An activist sim leaves their family, either out of spite for their parents’ complacency with the dictatorship or out of fear for their safety. The don’t take any jobs and spend most of their times making provocative street art, protest songs, and organizing demonstrations. Their friends (clergy, especially if they happen to be one themselves) must be contacted only very infrequently unless they are best friends. They need to launch at least five demonstrations, with a big one in city hall, over the course of the challenge. Similar situations can be played out for insurgent sims during the colonial and World Wars eras.

Some of the rules of this gameplay are identical to MysticCandy’s Dystopia Challenge . The difference is that the activist sims must have a related heir or eventually have one themselves and the next generation would segue to a return to democracy anyway. The motive for a successful uprising unseats any politician with the evil trait while netting you an immense amount of points if you’re keeping score.

Generation 11 (1988 through 2008)
• Asian financial crisis. Take 1000 simoleons from the family funds.
• Have all electric lights and appliances off every three nights, representing the many powerouts in the 1990s. Also do this if it rains or if you manage to catch a jellyfish while fishing.
• Toward the end of this generation, everyone (especially the poor) must use the in-game cellphone as often as possible. It cannot be used for Internet activities, though.
• Expensive computers, laptops, and LCD TVs become available.
• Blogging and social media become available.
• All Internet-based activity will be on a computer.
• T’was a good time for bands and a terrible time for people who hated mediocre alternative rock. Have a bunch of young adults form one, regardless of how good they are at it.
• Politicians without the good trait can buy businesses and accept any embezzlement work opportunities, especially if they happen to own the criminal building.

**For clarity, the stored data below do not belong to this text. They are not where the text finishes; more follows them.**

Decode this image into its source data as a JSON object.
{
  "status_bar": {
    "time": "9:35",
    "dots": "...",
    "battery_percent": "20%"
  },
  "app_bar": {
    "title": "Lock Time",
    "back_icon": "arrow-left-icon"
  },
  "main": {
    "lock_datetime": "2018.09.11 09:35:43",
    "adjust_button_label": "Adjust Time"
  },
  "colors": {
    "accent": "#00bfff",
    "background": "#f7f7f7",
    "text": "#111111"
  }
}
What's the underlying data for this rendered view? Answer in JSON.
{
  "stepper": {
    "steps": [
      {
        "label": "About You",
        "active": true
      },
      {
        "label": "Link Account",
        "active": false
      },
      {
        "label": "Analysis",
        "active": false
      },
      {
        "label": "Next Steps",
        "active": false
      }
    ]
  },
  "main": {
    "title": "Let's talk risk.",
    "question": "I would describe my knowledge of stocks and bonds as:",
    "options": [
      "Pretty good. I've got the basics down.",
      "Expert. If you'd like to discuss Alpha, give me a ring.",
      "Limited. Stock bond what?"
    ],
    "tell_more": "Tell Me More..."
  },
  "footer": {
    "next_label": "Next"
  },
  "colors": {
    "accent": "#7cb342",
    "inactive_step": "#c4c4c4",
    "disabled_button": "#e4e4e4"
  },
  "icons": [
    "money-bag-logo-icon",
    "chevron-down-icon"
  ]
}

Generation 12 (2008 through 2028)
• All game options and life choices available in the 2020s.
• People can use cell phones for social media. The Store’s tablet also becomes available.
• Any member of the family who is friends with a politician or is inappropriate, evil, or mean-spirited should troll forums once a day.
• Plumbots and aliens also appear at this point.
• After the 13th generation is born, the challenge ends. Tabulate the points if you were keeping track.

Points

The points are a variation of the Sims 3 legacy challenge points system.

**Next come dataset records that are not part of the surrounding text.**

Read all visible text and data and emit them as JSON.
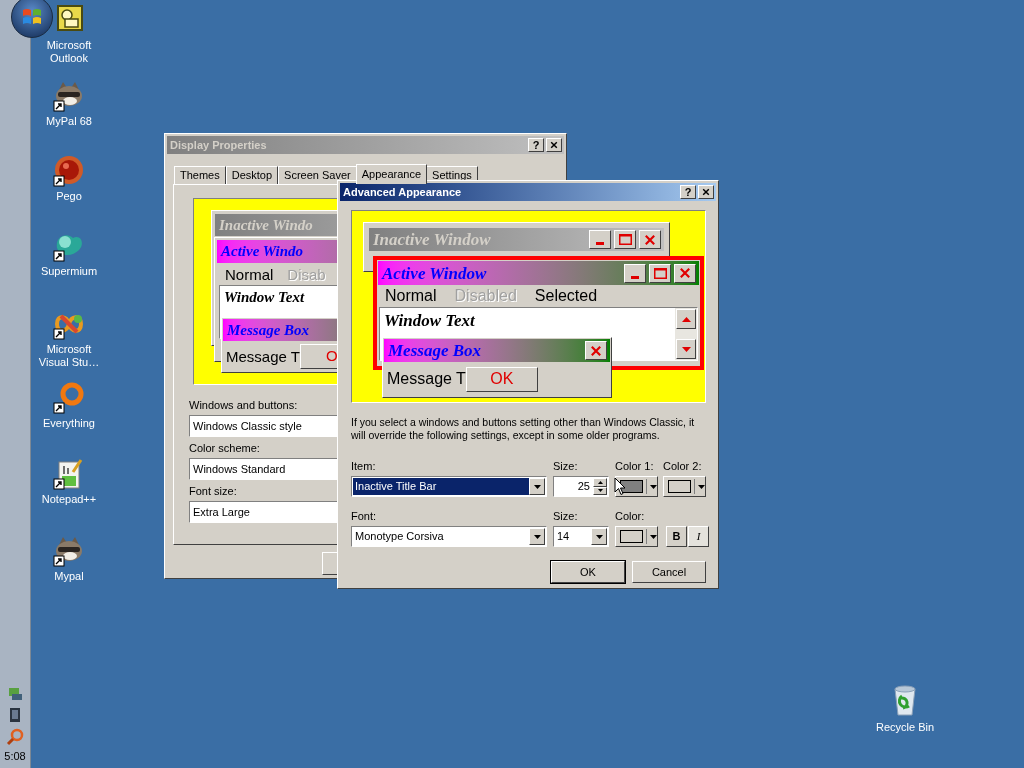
{
  "taskbar": {
    "clock": "5:08"
  },
  "desktop_icons": [
    {
      "label": "Microsoft Outlook",
      "kind": "outlook",
      "shortcut": false
    },
    {
      "label": "MyPal 68",
      "kind": "raccoon",
      "shortcut": true
    },
    {
      "label": "Pego",
      "kind": "pego",
      "shortcut": true
    },
    {
      "label": "Supermium",
      "kind": "supermium",
      "shortcut": true
    },
    {
      "label": "Microsoft Visual Stu…",
      "kind": "visual-studio",
      "shortcut": true
    },
    {
      "label": "Everything",
      "kind": "everything",
      "shortcut": true
    },
    {
      "label": "Notepad++",
      "kind": "notepad",
      "shortcut": true
    },
    {
      "label": "Mypal",
      "kind": "raccoon",
      "shortcut": true
    }
  ],
  "recycle_bin": {
    "label": "Recycle Bin"
  },
  "display_properties": {
    "title": "Display Properties",
    "help": "?",
    "tabs": [
      {
        "label": "Themes",
        "selected": false
      },
      {
        "label": "Desktop",
        "selected": false
      },
      {
        "label": "Screen Saver",
        "selected": false
      },
      {
        "label": "Appearance",
        "selected": true
      },
      {
        "label": "Settings",
        "selected": false
      }
    ],
    "preview": {
      "inactive_title": "Inactive Windo",
      "active_title": "Active Windo",
      "menu": [
        {
          "label": "Normal",
          "disabled": false
        },
        {
          "label": "Disab",
          "disabled": true
        }
      ],
      "window_text": "Window Text",
      "message_title": "Message Box",
      "message_text": "Message T",
      "ok": "O"
    },
    "fields": [
      {
        "label": "Windows and buttons:",
        "value": "Windows Classic style"
      },
      {
        "label": "Color scheme:",
        "value": "Windows Standard"
      },
      {
        "label": "Font size:",
        "value": "Extra Large"
      }
    ]
  },
  "advanced_appearance": {
    "title": "Advanced Appearance",
    "help": "?",
    "preview": {
      "inactive_title": "Inactive Window",
      "active_title": "Active Window",
      "menu": [
        {
          "label": "Normal",
          "disabled": false
        },
        {
          "label": "Disabled",
          "disabled": true
        },
        {
          "label": "Selected",
          "disabled": false
        }
      ],
      "window_text": "Window Text",
      "message_title": "Message Box",
      "message_text": "Message T",
      "ok": "OK"
    },
    "note": "If you select a windows and buttons setting other than Windows Classic, it will override the following settings, except in some older programs.",
    "item": {
      "label": "Item:",
      "value": "Inactive Title Bar"
    },
    "item_size": {
      "label": "Size:",
      "value": "25"
    },
    "color1": {
      "label": "Color 1:",
      "color": "#808080"
    },
    "color2": {
      "label": "Color 2:",
      "color": "#d4d0c8"
    },
    "font": {
      "label": "Font:",
      "value": "Monotype Corsiva"
    },
    "font_size": {
      "label": "Size:",
      "value": "14"
    },
    "font_color": {
      "label": "Color:",
      "color": "#d4d0c8"
    },
    "bold": "B",
    "italic": "I",
    "buttons": [
      {
        "label": "OK",
        "default": true
      },
      {
        "label": "Cancel",
        "default": false
      }
    ]
  }
}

No matter how many family members are present in the starter family, they all cost one point as founders. People playing with a tenant family and aristocrat family are allowed to count only the points earned by the aristocrat family unless the tenants intermarry with their landlords.

Each new generation born is 1 point.

Each portrait (painting, memoir, sculpture, or photo) is another 1 point.

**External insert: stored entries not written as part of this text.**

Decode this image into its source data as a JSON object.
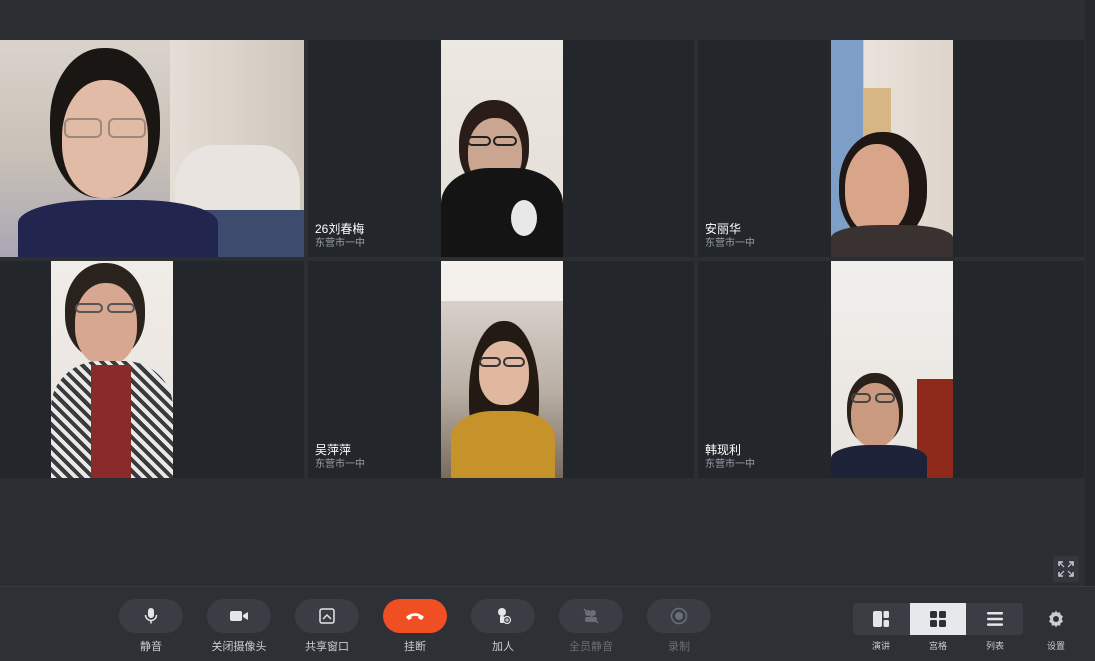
{
  "participants": [
    {
      "name": "",
      "org": ""
    },
    {
      "name": "26刘春梅",
      "org": "东营市一中"
    },
    {
      "name": "安丽华",
      "org": "东营市一中"
    },
    {
      "name": "",
      "org": ""
    },
    {
      "name": "吴萍萍",
      "org": "东营市一中"
    },
    {
      "name": "韩现利",
      "org": "东营市一中"
    }
  ],
  "toolbar": {
    "mute_label": "静音",
    "camera_label": "关闭摄像头",
    "share_label": "共享窗口",
    "hangup_label": "挂断",
    "add_label": "加人",
    "mute_all_label": "全员静音",
    "record_label": "录制"
  },
  "views": {
    "speaker_label": "演讲",
    "grid_label": "宫格",
    "list_label": "列表",
    "active": "宫格"
  },
  "settings_label": "设置",
  "colors": {
    "hangup": "#f04f24",
    "background": "#2b2e33",
    "tile": "#23262b"
  }
}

Lifetime totals of 100,000 aspiration points are 1 point.

Each lifetime goal reached is 1 point.

A successful 1980s uprising is 3 points; a player can launch up to ten uprisings, at least three of which need to be successful, which net another 1 point. Only 10 points can be gained.

If a family splits off (e.g., during an activist scenario), the points gathered in the lot previously played is maintained, but only the current achievements of the playable family is considered moving forward. The relatives that now own the previous lot may gain more net worth over time, but their points are no longer awarded to the player.